As for the Zoom tool, the standard icons of a magnifying glass with either a plus or minus sign allow you to increase or decrease your field of view in the virtual whiteboard. At first, this might seem like a useful feature — say, if you want to focus on just one portion of the whiteboard, where you have certain notes. However, why not simply use the Pan tool to move inessential notes out of view? Panning gives you more control over your field of view and is quicker than repeatedly clicking the Zoom buttons.

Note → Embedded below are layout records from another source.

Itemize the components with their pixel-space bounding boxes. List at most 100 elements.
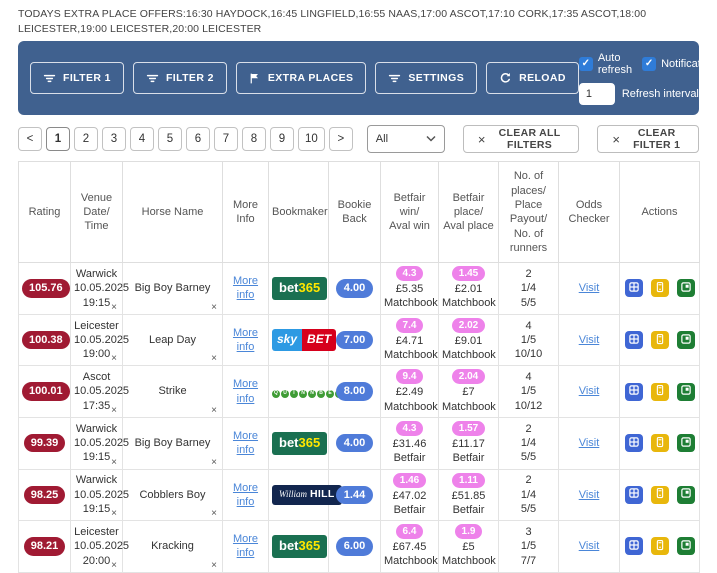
grid-action-button[interactable] bbox=[625, 486, 643, 504]
grid-icon bbox=[628, 384, 640, 399]
page-button[interactable]: 8 bbox=[242, 127, 266, 151]
odds-checker-link[interactable]: Visit bbox=[579, 437, 600, 449]
checkbox-item[interactable]: Notifications bbox=[642, 57, 717, 71]
exclude-horse-button[interactable]: × bbox=[211, 303, 217, 313]
more-info-link[interactable]: More info bbox=[233, 430, 258, 456]
more-info-link[interactable]: More info bbox=[233, 378, 258, 404]
place-available: £51.85 bbox=[442, 489, 495, 503]
note-action-button[interactable] bbox=[677, 486, 695, 504]
bookie-back-odds: 1.44 bbox=[336, 486, 373, 504]
minimum-rating-input[interactable] bbox=[710, 83, 717, 105]
reload-button[interactable]: RELOAD bbox=[486, 62, 579, 94]
win-exchange: Matchbook bbox=[384, 554, 435, 568]
odds-checker-link[interactable]: Visit bbox=[579, 282, 600, 294]
note-action-button[interactable] bbox=[677, 537, 695, 555]
calculator-action-button[interactable] bbox=[651, 486, 669, 504]
interval-row: Refresh interval Minimum rating bbox=[579, 83, 717, 105]
bookmaker-filter-select[interactable]: All bbox=[367, 125, 445, 153]
page-button[interactable]: 2 bbox=[74, 127, 98, 151]
page-button[interactable]: 1 bbox=[46, 127, 70, 151]
exclude-venue-button[interactable]: × bbox=[111, 303, 117, 313]
rating-badge: 100.01 bbox=[22, 382, 70, 400]
page-button[interactable]: 3 bbox=[102, 127, 126, 151]
pagination: < 1 2 3 4 5 6 7 8 9 10 > bbox=[18, 127, 353, 151]
filter2-button[interactable]: FILTER 2 bbox=[133, 62, 227, 94]
horse-name: Strike bbox=[126, 384, 219, 398]
odds-checker-link[interactable]: Visit bbox=[579, 334, 600, 346]
checkbox-item[interactable]: Auto refresh bbox=[579, 52, 632, 76]
flag-icon bbox=[249, 72, 261, 85]
calculator-action-button[interactable] bbox=[651, 383, 669, 401]
exclude-venue-button[interactable]: × bbox=[111, 406, 117, 416]
num-runners: 10/12 bbox=[502, 399, 555, 413]
win-odds-badge: 1.46 bbox=[393, 473, 426, 488]
clear-all-filters-button[interactable]: × CLEAR ALL FILTERS bbox=[463, 125, 580, 153]
more-info-link[interactable]: More info bbox=[233, 533, 258, 559]
grid-action-button[interactable] bbox=[625, 383, 643, 401]
place-available: £11.17 bbox=[442, 437, 495, 451]
exclude-horse-button[interactable]: × bbox=[211, 561, 217, 571]
next-page-button[interactable]: > bbox=[329, 127, 353, 151]
grid-action-button[interactable] bbox=[625, 331, 643, 349]
grid-icon bbox=[628, 333, 640, 348]
place-payout: 1/4 bbox=[502, 281, 555, 295]
odds-checker-link[interactable]: Visit bbox=[579, 489, 600, 501]
exclude-venue-button[interactable]: × bbox=[111, 354, 117, 364]
filter-icon bbox=[43, 72, 56, 85]
place-exchange: Matchbook bbox=[442, 554, 495, 568]
note-action-button[interactable] bbox=[677, 279, 695, 297]
num-places: 2 bbox=[502, 422, 555, 436]
win-available: £47.02 bbox=[384, 489, 435, 503]
exclude-horse-button[interactable]: × bbox=[211, 458, 217, 468]
extra-places-label: EXTRA PLACES bbox=[268, 72, 354, 84]
checkbox-box[interactable] bbox=[642, 57, 656, 71]
calculator-action-button[interactable] bbox=[651, 279, 669, 297]
note-action-button[interactable] bbox=[677, 383, 695, 401]
more-info-link[interactable]: More info bbox=[233, 482, 258, 508]
clear-filter1-button[interactable]: × CLEAR FILTER 1 bbox=[597, 125, 699, 153]
filter1-button[interactable]: FILTER 1 bbox=[30, 62, 124, 94]
exclude-horse-button[interactable]: × bbox=[211, 406, 217, 416]
grid-icon bbox=[628, 487, 640, 502]
quinnbet-letter: U bbox=[281, 390, 289, 398]
table-header-row: Rating Venue Date/ Time Horse Name More … bbox=[19, 162, 700, 263]
calculator-action-button[interactable] bbox=[651, 434, 669, 452]
extra-places-button[interactable]: EXTRA PLACES bbox=[236, 62, 367, 94]
place-exchange: Matchbook bbox=[442, 296, 495, 310]
page-button[interactable]: 4 bbox=[130, 127, 154, 151]
place-payout: 1/5 bbox=[502, 384, 555, 398]
venue-name: Ascot bbox=[74, 370, 119, 384]
grid-action-button[interactable] bbox=[625, 279, 643, 297]
exclude-venue-button[interactable]: × bbox=[111, 561, 117, 571]
page-button[interactable]: 7 bbox=[214, 127, 238, 151]
place-payout: 1/4 bbox=[502, 488, 555, 502]
odds-checker-link[interactable]: Visit bbox=[579, 385, 600, 397]
grid-action-button[interactable] bbox=[625, 434, 643, 452]
exclude-venue-button[interactable]: × bbox=[111, 458, 117, 468]
grid-icon bbox=[628, 539, 640, 554]
note-action-button[interactable] bbox=[677, 434, 695, 452]
page-button[interactable]: 9 bbox=[270, 127, 294, 151]
more-info-link[interactable]: More info bbox=[233, 275, 258, 301]
note-icon bbox=[680, 384, 692, 399]
grid-action-button[interactable] bbox=[625, 537, 643, 555]
more-info-link[interactable]: More info bbox=[233, 327, 258, 353]
exclude-venue-button[interactable]: × bbox=[111, 509, 117, 519]
settings-label: SETTINGS bbox=[408, 72, 464, 84]
note-action-button[interactable] bbox=[677, 331, 695, 349]
page-button[interactable]: 5 bbox=[158, 127, 182, 151]
place-available: £5 bbox=[442, 540, 495, 554]
page-button[interactable]: 10 bbox=[298, 127, 325, 151]
checkbox-box[interactable] bbox=[579, 57, 593, 71]
refresh-interval-input[interactable] bbox=[579, 83, 615, 105]
prev-page-button[interactable]: < bbox=[18, 127, 42, 151]
place-available: £2.01 bbox=[442, 282, 495, 296]
settings-button[interactable]: SETTINGS bbox=[375, 62, 477, 94]
bookie-back-odds: 7.00 bbox=[336, 331, 373, 349]
calculator-action-button[interactable] bbox=[651, 331, 669, 349]
calculator-action-button[interactable] bbox=[651, 537, 669, 555]
page-button[interactable]: 6 bbox=[186, 127, 210, 151]
odds-checker-link[interactable]: Visit bbox=[579, 540, 600, 552]
exclude-horse-button[interactable]: × bbox=[211, 509, 217, 519]
exclude-horse-button[interactable]: × bbox=[211, 354, 217, 364]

Plus, there is no percentage indicator to let you know how much you’ve zoomed in or out (in other words, how much you’ll need to backtrack to return to the standard view).

If you’re really concerned about panning around so much that you’ll lose track of where your notes for a problem started, quickly type your initials or the word “TOP” in the upper left-hand corner of the virtual whiteboard before you start your note-taking, so you know that when that mark is back in position, you’re where you started.

TTP PRO TIP:

Panning within the virtual whiteboard is faster and gives you more control than using the Eraser or Zoom tool.

Tip #7: Do What Works for You

Just as there is no one-size-fits-all approach to note-taking during the in-person GMAT, there is no one-size-fits-all approach for whiteboard use during the GMAT Online. Using either or both GMAT Online whiteboard options efficiently is all about what works for you. You might find the virtual whiteboard indispensable, while other test-takers find it infuriating. So, why take any tool off the table without testing it out for yourself first?

If you’re consumed with learning GMAT content and concepts and feel overwhelmed by the prospect of having to test and practice a variety of whiteboard strategies, remember, you always have the option to ignore the virtual whiteboard entirely and use a physical whiteboard for all of your scratch work. If you choose to go that route, your note-taking experience will probably be very similar to what it would be if you were taking the GMAT at a test center. Nothing wrong with that!